Faintly, almost inaudibly, Sheth'erei cursed. Rebraal tensed.
'Spell,' she muttered.
And so it was. Droplets of pure fire swept from the cloudless sky, lashing into the trees either side of the apron. The soaked leaves of the banyan and fig trees at the edge of the clearing began to smoulder as the strangers' mage flame struck and bit. Across the apron, fire had already taken hold fifty feet up in the canopy, but still the arrows flew and still the strangers fell. A drop struck the platform on which Rebraal stood, where it hissed at the wood, blackening the area around it and sending new smoke into the sky.
'Sheth, your turn,' whispered Rebraal.
She nodded and cast. Sweeping in from the north came a horizontal storm of hail, razor-sharp and as fast as if driven by a gale. It slivered flesh from unprotected faces and hands, buried itself deep in leather armour and packed the strangers ever faster towards the temple doors. The cacophony was suddenly deafening. The crackle of flame from burning wood mixed with shrieks from deep within the forest as creatures fled what they feared the most, while on the apron the strangers yelled at each other and the blank face of the forest around them as they tried desperately to defend themselves against the DeathHail.

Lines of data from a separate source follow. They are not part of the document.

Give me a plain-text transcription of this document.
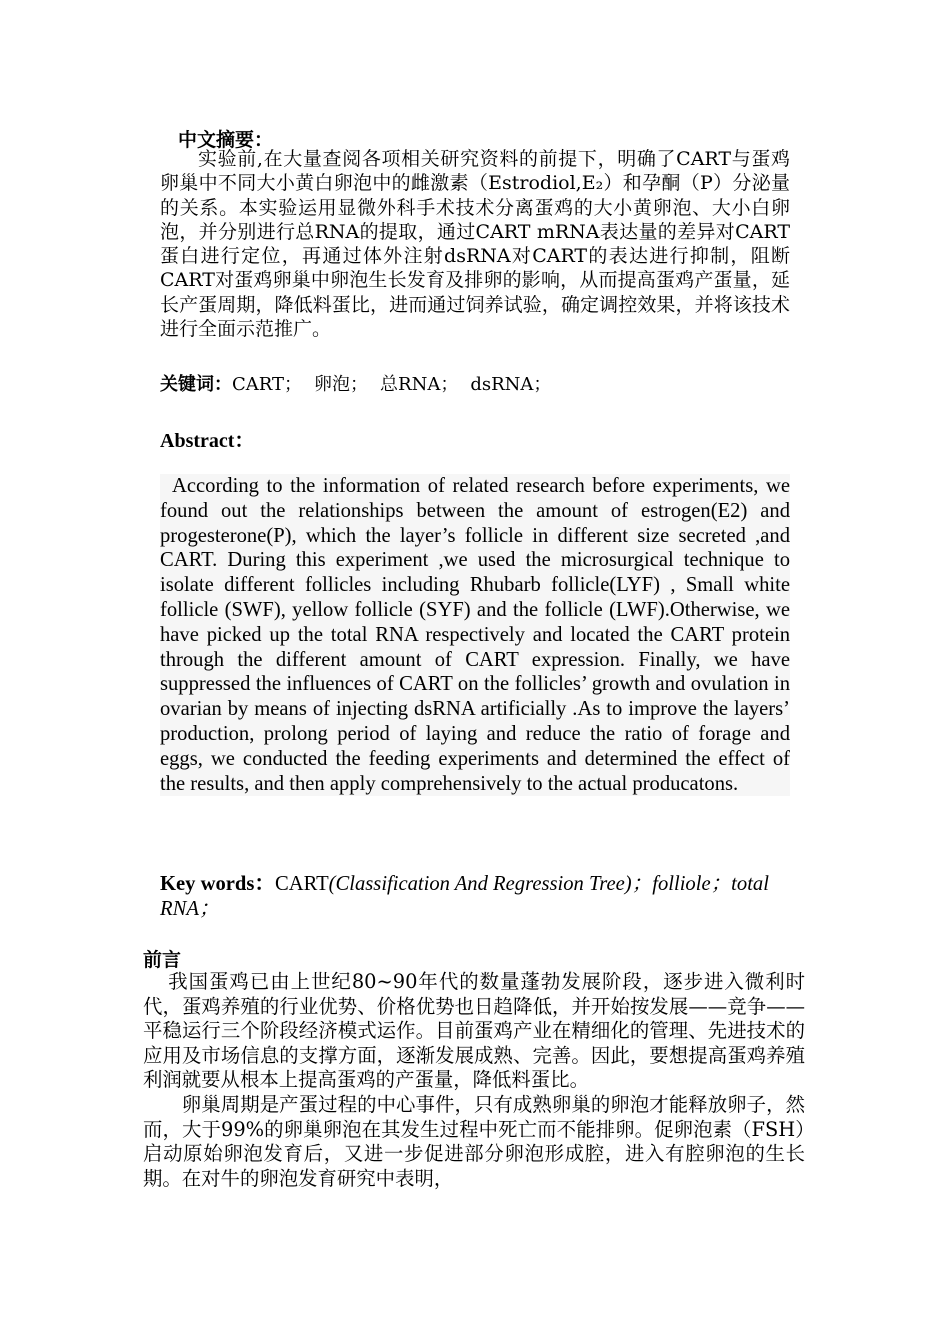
中文摘要：
实验前,在大量查阅各项相关研究资料的前提下，明确了CART与蛋鸡卵巢中不同大小黄白卵泡中的雌激素（Estrodiol,E₂）和孕酮（P）分泌量的关系。本实验运用显微外科手术技术分离蛋鸡的大小黄卵泡、大小白卵泡，并分别进行总RNA的提取，通过CART mRNA表达量的差异对CART蛋白进行定位，再通过体外注射dsRNA对CART的表达进行抑制，阻断CART对蛋鸡卵巢中卵泡生长发育及排卵的影响，从而提高蛋鸡产蛋量，延长产蛋周期，降低料蛋比，进而通过饲养试验，确定调控效果，并将该技术进行全面示范推广。
关键词：CART； 卵泡； 总RNA； dsRNA；
Abstract：
According to the information of related research before experiments, we found out the relationships between the amount of estrogen(E2) and progesterone(P), which the layer’s follicle in different size secreted ,and CART. During this experiment ,we used the microsurgical technique to isolate different follicles including Rhubarb follicle(LYF) , Small white follicle (SWF), yellow follicle (SYF) and the follicle (LWF).Otherwise, we have picked up the total RNA respectively and located the CART protein through the different amount of CART expression. Finally, we have suppressed the influences of CART on the follicles’ growth and ovulation in ovarian by means of injecting dsRNA artificially .As to improve the layers’ production, prolong period of laying and reduce the ratio of forage and eggs, we conducted the feeding experiments and determined the effect of the results, and then apply comprehensively to the actual producatons.
Key words：CART(Classification And Regression Tree)；folliole；total RNA；
前言

我国蛋鸡已由上世纪80~90年代的数量蓬勃发展阶段，逐步进入微利时代，蛋鸡养殖的行业优势、价格优势也日趋降低，并开始按发展——竞争——平稳运行三个阶段经济模式运作。目前蛋鸡产业在精细化的管理、先进技术的应用及市场信息的支撑方面，逐渐发展成熟、完善。因此，要想提高蛋鸡养殖利润就要从根本上提高蛋鸡的产蛋量，降低料蛋比。

卵巢周期是产蛋过程的中心事件，只有成熟卵巢的卵泡才能释放卵子，然而，大于99%的卵巢卵泡在其发生过程中死亡而不能排卵。促卵泡素（FSH）启动原始卵泡发育后，又进一步促进部分卵泡形成腔，进入有腔卵泡的生长期。在对牛的卵泡发育研究中表明，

The hail was mercifully short. But the mercy, also, was short-lived. Arrows flew unhindered, flashing out from the platforms, most finding their targets but the odd one skipping away off the stone or burying itself in the bole of a tree or lost in the undergrowth. Already, those struck first were feeling the effects of the poison. Their balance betrayed them and they staggered or fell. Their vision tunnelled then disappeared altogether and finally, before death took them, blood streamed from ears, nose and mouth, the poison rupturing vein and artery.
Over half of the strangers were now dead or dying. They had bunched ten yards from the doors to the temple. Ten yards from their goal. Their bearded leader had organised a rough shield defence, and once again crossbow bolts whipped out, chancing to find an enemy.
'They'll try to divine the ward on the doors,' warned Sheth'erei.
Rebraal loosed another arrow. He was running short, as was Skiriin. 'Can you stop them?'
'We need to distract them,' she said, but paused and drew in a sharp breath. 'Oh no. Erin, no.'
For the first time, fear edged Rebraal's heart. 'What is it?'
But he could see. The HotRain still fell but across the apron; it didn't reach the trees any more. Erin'heth was shielding it and the arc of cover was like a beacon to an enemy mage.
'We've got to break silence,' said Sheth'erei. 'They'll be killed.'
Rebraal nodded. 'Let's do it.'
As one, they set up the staccato call of a water eagle. It was the flight warning and sounded too human. Immediately they'd finished, Rebraal, bow slung over his shoulder, led them down the ladder off the platform. Already he could hear the strangers reacting and the sound of running feet.
But it wasn't himself he was scared for. Turning at the bottom of the ladder, he saw four columns of fire streak down from the sky to plunge into the forest right above the two platforms. It was a spell he'd heard about but never seen, the one that sought souls and took them to hell. And Erin'heth's shield crumbled under its power.
Wood planks and splinters flew from the forest, carrying with them the tattered remains of protective leathers. The flash of the impact threw the temple and its surrounding into sharp relief, revealing them to their attackers for a vital instant. Rebraal saw a flaming body plunge from a platform to land in the undergrowth in a hail of sparks and cinders, the heat setting the vegetation smouldering and pouring out smoke. He heard an awful cry, cut off abruptly. The nine became five at a single stroke.